In the present study the effect of reactive oxygen species on the morphological changes of pancreatic epithelial cells in a three-dimensional culture system was investigated. In addition, the expression of signaling molecules during this process was determined. Matrigel™ was used to construct a three-dimensional culture model of pancreatic epithelial and cancer cells. The cultured cells were stimulated with 1 or 200 μmol/l H2O2 (a typical reactive oxygen species), and the morphological changes were then evaluated after 15 min, 1 h and 4 h. The cytoskeleton of the cells was observed using laser scanning confocal microscopy with immunofluorescence staining. In addition, the nuclear content of nuclear factor κ-light-chain-enhancer of activated B cells (NF-κB) was detected using ELISA. The results demonstrated that treatment with 200 μmol/l H2O2 induced cell contraction after 15 min, and cell morphology recovered after 1 h; however, cell size was reduced after 4 h. Consequently, intracellular actin and microtubules were rapidly lost following H2O2 treatment, and the cytoskeleton became indistinct and eventually disintegrated after 4 h. Similar observations were noted for the normal pancreatic epithelial and cancer cells. By contrast, treatment with 1 μmol/l H2O2 did not affect the morphology and cytoskeleton of pancreatic epithelial cells.
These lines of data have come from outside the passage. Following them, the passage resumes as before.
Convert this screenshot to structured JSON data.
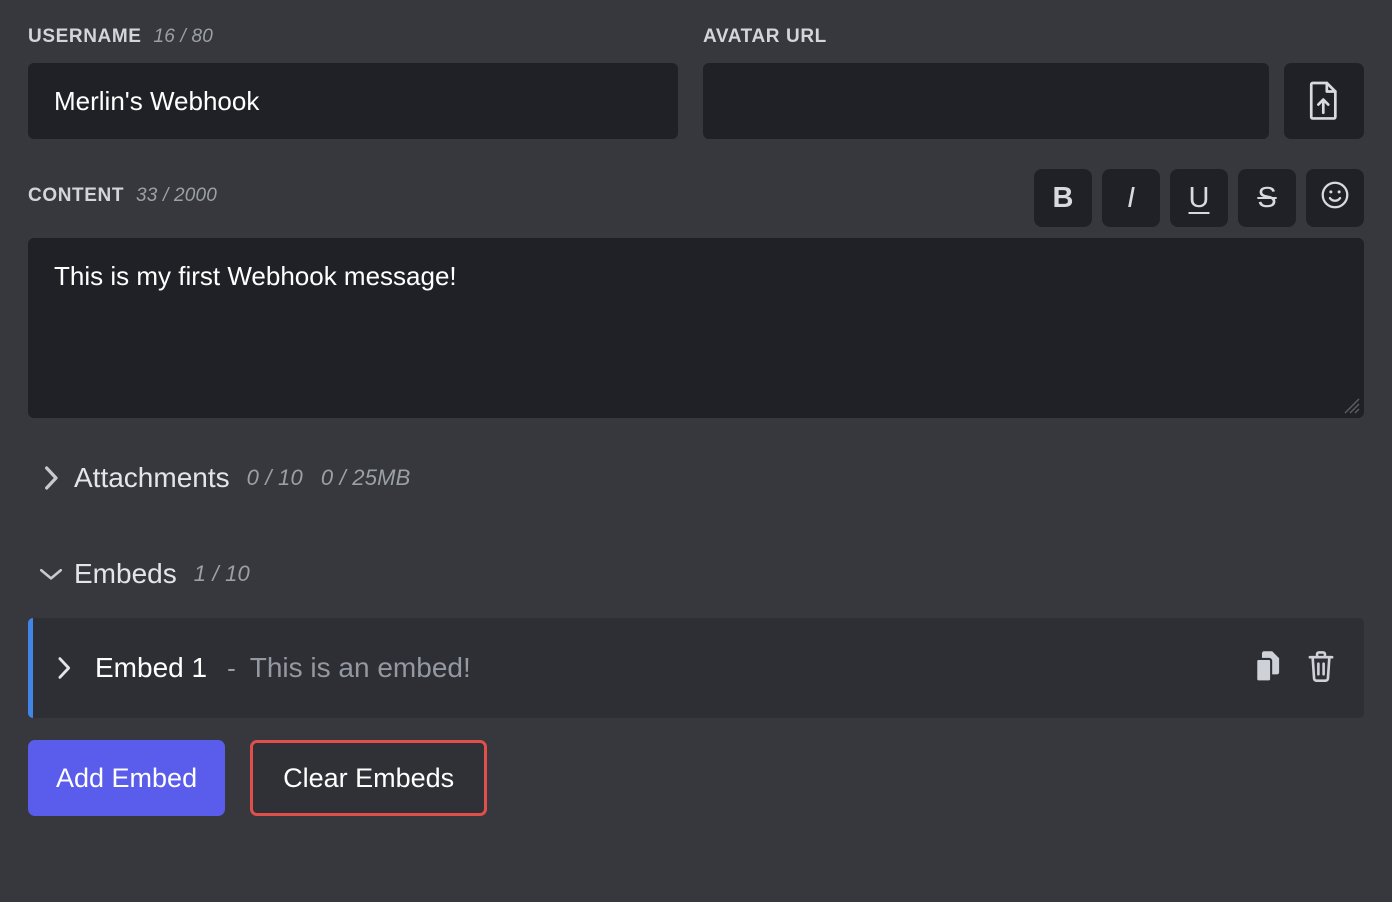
{
  "username": {
    "label": "USERNAME",
    "counter": "16 / 80",
    "value": "Merlin's Webhook",
    "placeholder": ""
  },
  "avatar": {
    "label": "AVATAR URL",
    "value": "",
    "placeholder": "",
    "upload_icon": "file-upload-icon"
  },
  "content": {
    "label": "CONTENT",
    "counter": "33 / 2000",
    "value": "This is my first Webhook message!",
    "placeholder": "",
    "toolbar": [
      {
        "label": "B",
        "name": "bold-button",
        "style": "bold"
      },
      {
        "label": "I",
        "name": "italic-button",
        "style": "italic"
      },
      {
        "label": "U",
        "name": "underline-button",
        "style": "underline"
      },
      {
        "label": "S",
        "name": "strikethrough-button",
        "style": "strike"
      },
      {
        "label": "",
        "name": "emoji-button",
        "style": "emoji"
      }
    ]
  },
  "attachments": {
    "title": "Attachments",
    "expanded": false,
    "chevron": "chevron-right-icon",
    "count": "0 / 10",
    "size": "0 / 25MB"
  },
  "embeds": {
    "title": "Embeds",
    "expanded": true,
    "chevron": "chevron-down-icon",
    "count": "1 / 10",
    "items": [
      {
        "name": "Embed 1",
        "separator": "-",
        "description": "This is an embed!",
        "chevron": "chevron-right-icon",
        "duplicate_icon": "duplicate-icon",
        "delete_icon": "trash-icon",
        "accent_color": "#4285e8"
      }
    ],
    "add_label": "Add Embed",
    "clear_label": "Clear Embeds"
  },
  "colors": {
    "background": "#36383d",
    "input_background": "#202126",
    "embed_row_background": "#2d2f34",
    "primary": "#5a5ceb",
    "danger": "#e04f4a",
    "accent_blue": "#4285e8",
    "label_text": "#d2d5d9",
    "muted_text": "#9ba0a7"
  }
}
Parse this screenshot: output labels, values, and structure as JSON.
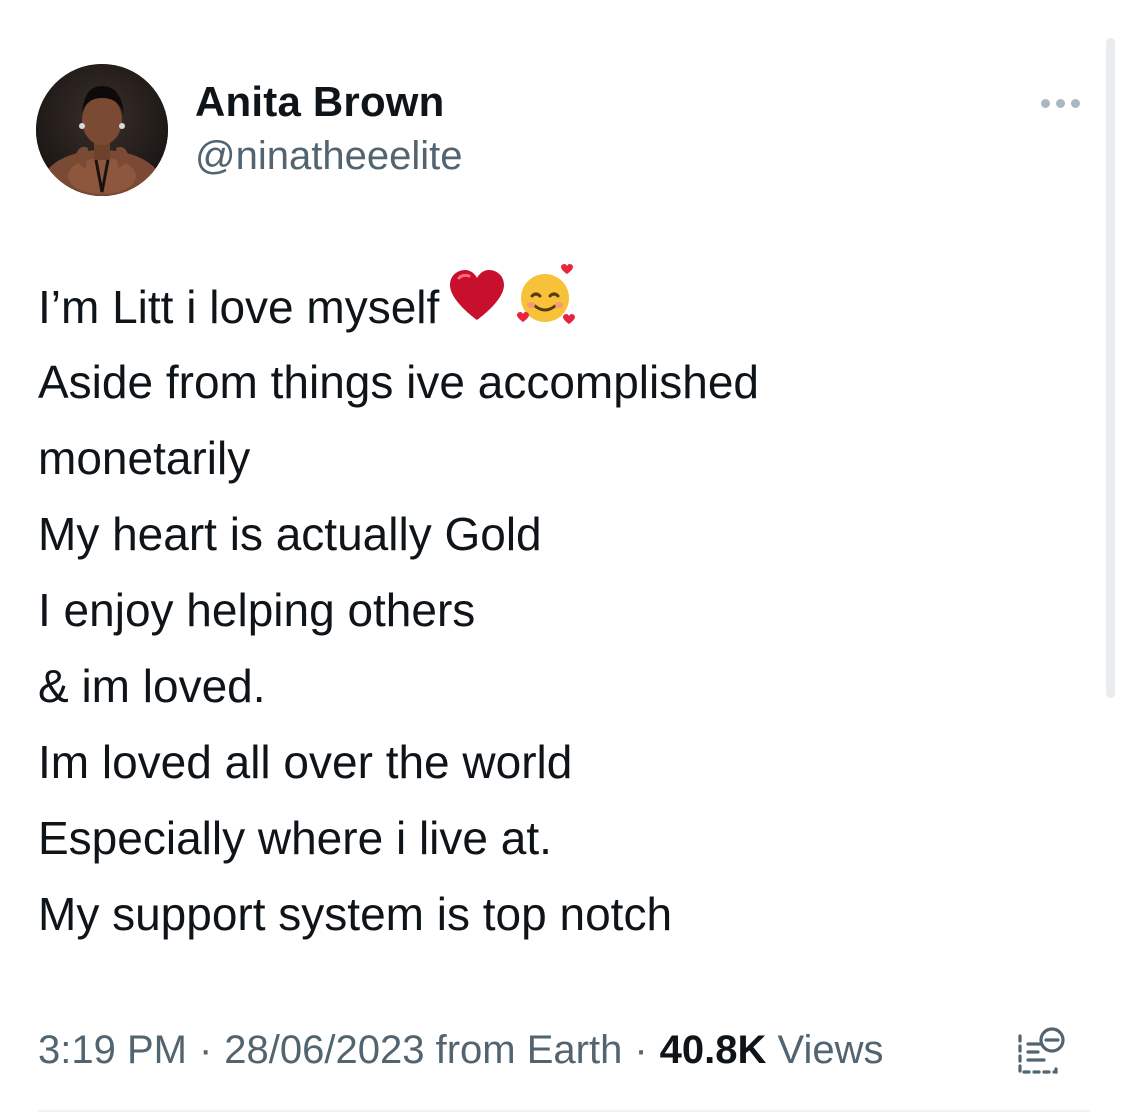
{
  "author": {
    "display_name": "Anita Brown",
    "handle": "@ninatheeelite"
  },
  "tweet": {
    "lines": [
      "I’m Litt i love myself",
      "Aside from things ive accomplished",
      "monetarily",
      "My heart is actually Gold",
      "I enjoy helping others",
      "& im loved.",
      "Im loved all over the world",
      "Especially where i live at.",
      "My support system is top notch"
    ],
    "emojis": [
      "red-heart-emoji",
      "smiling-face-with-hearts-emoji"
    ]
  },
  "meta": {
    "time": "3:19 PM",
    "separator": "·",
    "date": "28/06/2023",
    "source": "from Earth",
    "views_count": "40.8K",
    "views_label": "Views"
  },
  "icons": {
    "more": "more-horizontal-icon",
    "analytics": "analytics-icon"
  },
  "colors": {
    "text_primary": "#0f1419",
    "text_secondary": "#536471",
    "more_dots": "#aab8c2",
    "heart": "#c8102e",
    "face": "#f7c23a"
  }
}
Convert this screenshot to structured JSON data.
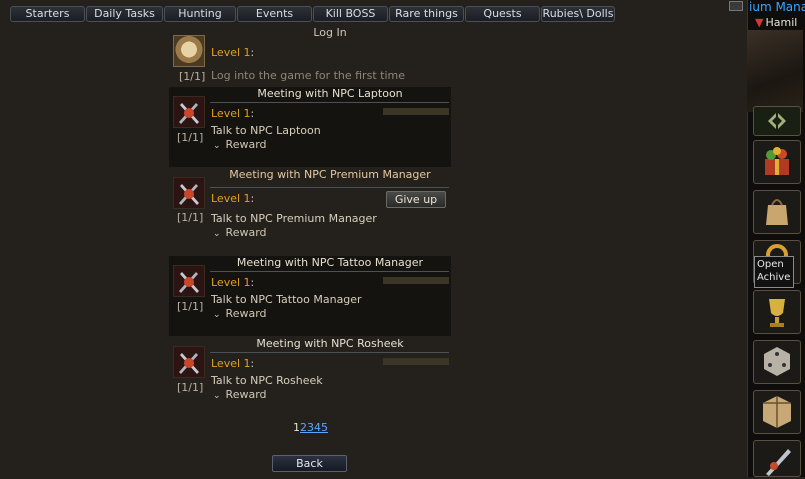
{
  "tabs": [
    {
      "label": "Starters"
    },
    {
      "label": "Daily Tasks"
    },
    {
      "label": "Hunting"
    },
    {
      "label": "Events"
    },
    {
      "label": "Kill BOSS"
    },
    {
      "label": "Rare things"
    },
    {
      "label": "Quests"
    },
    {
      "label": "Rubies\\ Dolls"
    }
  ],
  "login": {
    "title": "Log In",
    "progress": "[1/1]",
    "level_text": "Level 1",
    "colon": ":",
    "description": "Log into the game for the first time"
  },
  "quests": [
    {
      "title": "Meeting with NPC Laptoon",
      "progress": "[1/1]",
      "level_text": "Level 1",
      "colon": ":",
      "task": "Talk to NPC Laptoon",
      "reward": "Reward"
    },
    {
      "title": "Meeting with NPC Premium Manager",
      "progress": "[1/1]",
      "level_text": "Level 1",
      "colon": ":",
      "task": "Talk to NPC Premium Manager",
      "reward": "Reward",
      "action": "Give up"
    },
    {
      "title": "Meeting with NPC Tattoo Manager",
      "progress": "[1/1]",
      "level_text": "Level 1",
      "colon": ":",
      "task": "Talk to NPC Tattoo Manager",
      "reward": "Reward"
    },
    {
      "title": "Meeting with NPC Rosheek",
      "progress": "[1/1]",
      "level_text": "Level 1",
      "colon": ":",
      "task": "Talk to NPC Rosheek",
      "reward": "Reward"
    }
  ],
  "pagination": {
    "current": "1",
    "pages": [
      "2",
      "3",
      "4",
      "5"
    ]
  },
  "back_label": "Back",
  "side": {
    "name_partial": "ium Mana",
    "player_partial": "Hamil",
    "tooltip": "Open Achive"
  },
  "colors": {
    "level_accent": "#e0a020",
    "link": "#5aa8ff",
    "side_name": "#3aa6ff"
  }
}
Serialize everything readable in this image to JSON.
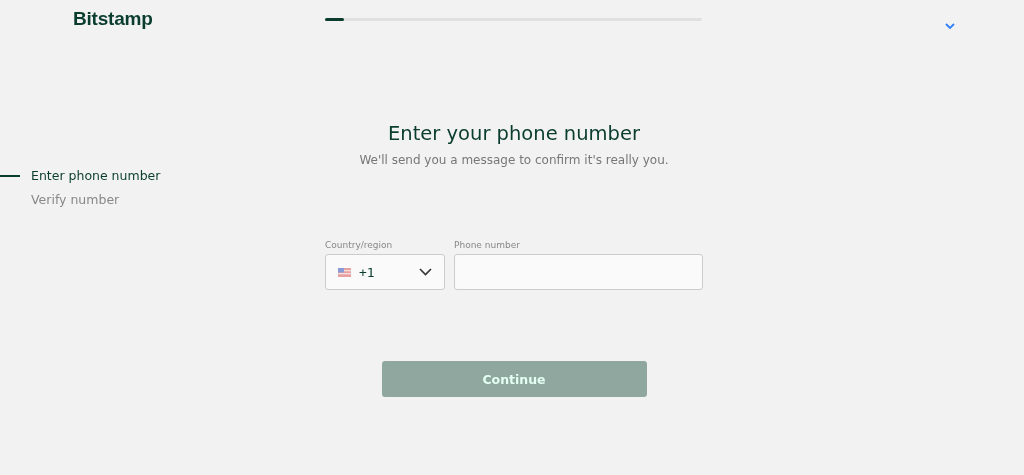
{
  "header": {
    "logo": "Bitstamp",
    "progress": {
      "level": 0.05
    }
  },
  "steps": [
    {
      "label": "Enter phone number",
      "selected": true
    },
    {
      "label": "Verify number",
      "selected": false
    }
  ],
  "form": {
    "title": "Enter your phone number",
    "subtitle": "We'll send you a message to confirm it's really you.",
    "country": {
      "label": "Country/region",
      "value": "+1"
    },
    "phone": {
      "label": "Phone number"
    },
    "continue_button": {
      "label": "Continue",
      "disabled": true
    }
  }
}
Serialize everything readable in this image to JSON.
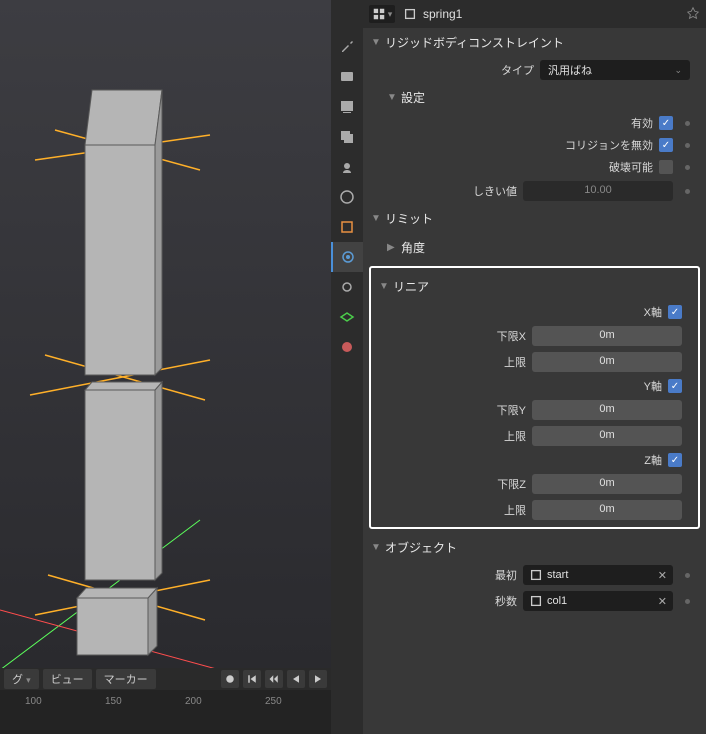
{
  "header": {
    "object_name": "spring1"
  },
  "panel": {
    "title": "リジッドボディコンストレイント",
    "type_label": "タイプ",
    "type_value": "汎用ばね",
    "settings": {
      "title": "設定",
      "enabled_label": "有効",
      "disable_collisions_label": "コリジョンを無効",
      "breakable_label": "破壊可能",
      "threshold_label": "しきい値",
      "threshold_value": "10.00"
    },
    "limits": {
      "title": "リミット",
      "angular": "角度"
    },
    "linear": {
      "title": "リニア",
      "x_axis": "X軸",
      "lower_x": "下限X",
      "lower_x_val": "0m",
      "upper_x_label": "上限",
      "upper_x_val": "0m",
      "y_axis": "Y軸",
      "lower_y": "下限Y",
      "lower_y_val": "0m",
      "upper_y_label": "上限",
      "upper_y_val": "0m",
      "z_axis": "Z軸",
      "lower_z": "下限Z",
      "lower_z_val": "0m",
      "upper_z_label": "上限",
      "upper_z_val": "0m"
    },
    "objects": {
      "title": "オブジェクト",
      "first_label": "最初",
      "first_value": "start",
      "second_label": "秒数",
      "second_value": "col1"
    }
  },
  "timeline": {
    "drag_label": "グ",
    "view": "ビュー",
    "marker": "マーカー",
    "ticks": [
      "100",
      "150",
      "200",
      "250"
    ]
  }
}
In addition, 200 μmol/l H2O2 treatment increased the activity of NF-κB gradually, while 1 μmol/l H2O2 treatment was found to have little impact on the activity of NF-κB. Therefore, it was demonstrated that oxidative stress can induce the early onset of reversible cell contraction and cytoskeleton depolarization in pancreatic epithelial cells, and can increase NF-κB expression.